Interobserver agreement in the interpretation of single-field digital fundus images for diabetic retinopathy screening.Ophthalmology. 2006 May; 113(5):826-32.O
To assess agreement among a group of ophthalmic care providers, including ophthalmologists and trained nonphysician personnel, in the interpretation of single-field digital fundus images for diabetic retinopathy screening.
Interobserver reliability study.
Twelve ophthalmic care personnel, including 3 retina specialists, 3 general ophthalmologists, 3 ophthalmic nurses, and 3 ophthalmic photographers.
All participants were to read 400 good single-field digital fundus images of diabetic patients from a community hospital. The nonphysician personnel group read the images 1 month after attending a 2-day intensive instruction course regarding diabetic retinopathy screening. The ophthalmologists read the images without additional training. The 3 retina specialists read the images again together 2 months later to form a consensus regarding retinopathy severity and macular edema for each case. All readers used the Early Treatment Diabetic Retinopathy Study standard photographs as guidelines.
MAIN OUTCOME MEASURES
The kappa statistic was used for the reliability assessment of the diabetic retinopathy severity and macular edema, and for the identification of cases that needed referral to ophthalmologists.
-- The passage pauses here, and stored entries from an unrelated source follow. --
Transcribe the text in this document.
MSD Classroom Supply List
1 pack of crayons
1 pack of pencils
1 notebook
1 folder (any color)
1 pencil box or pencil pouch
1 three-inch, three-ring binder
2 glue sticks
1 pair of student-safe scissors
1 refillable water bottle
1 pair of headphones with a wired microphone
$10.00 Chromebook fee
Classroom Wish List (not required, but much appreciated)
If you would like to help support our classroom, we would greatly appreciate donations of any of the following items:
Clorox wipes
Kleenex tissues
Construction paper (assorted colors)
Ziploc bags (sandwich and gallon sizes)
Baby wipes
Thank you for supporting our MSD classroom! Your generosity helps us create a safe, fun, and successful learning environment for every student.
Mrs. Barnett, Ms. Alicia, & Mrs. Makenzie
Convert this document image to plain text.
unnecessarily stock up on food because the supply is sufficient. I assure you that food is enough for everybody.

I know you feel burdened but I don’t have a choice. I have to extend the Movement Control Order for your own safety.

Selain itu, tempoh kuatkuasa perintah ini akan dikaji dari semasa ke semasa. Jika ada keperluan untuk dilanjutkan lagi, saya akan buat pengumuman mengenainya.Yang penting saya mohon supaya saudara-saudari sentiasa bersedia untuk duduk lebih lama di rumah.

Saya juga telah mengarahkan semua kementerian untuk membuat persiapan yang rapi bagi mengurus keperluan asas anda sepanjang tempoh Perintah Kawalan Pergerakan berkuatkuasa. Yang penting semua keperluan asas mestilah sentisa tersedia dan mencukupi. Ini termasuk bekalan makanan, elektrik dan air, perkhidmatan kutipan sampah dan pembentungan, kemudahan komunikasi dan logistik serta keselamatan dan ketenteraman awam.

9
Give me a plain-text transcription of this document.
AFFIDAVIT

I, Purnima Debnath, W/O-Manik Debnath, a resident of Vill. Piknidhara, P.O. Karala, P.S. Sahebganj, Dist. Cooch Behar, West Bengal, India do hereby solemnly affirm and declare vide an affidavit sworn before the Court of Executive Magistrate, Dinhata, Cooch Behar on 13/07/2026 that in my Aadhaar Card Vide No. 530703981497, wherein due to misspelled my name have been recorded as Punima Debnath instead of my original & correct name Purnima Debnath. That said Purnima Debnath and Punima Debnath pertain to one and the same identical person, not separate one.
There is only fair agreement among all readers. The multirater kappa coefficient for retinopathy severity is 0.34; for macular edema, 0.27; and for referral cases, 0.28. Retina specialists have the best agreement among all groups (kappa = 0.58 for retinopathy severity or macular edema, kappa = 0.63 for referrals). There is also fair agreement when all readers are compared with the consensus of retina specialists (kappas = 0.35, 0.28, and 0.29 for retinopathy severity, macular edema, and referrals, respectively), and the retina specialist group also has the best agreement (kappas = 0.63, 0.65, and 0.67 for retinopathy severity, macular edema, and referrals).
Without additional training, retina specialists may be the most reliable personnel to interpret single-field digital fundus images for diabetic retinopathy screening. For other ophthalmic care personnel to achieve comparable reliability, a comprehensive instruction course with specific continuing education is essential. Authorized nonphysician interpreters should be experts, and new standard photographs for single-field digital fundus image interpretation may also be required to improve interobserver reliability.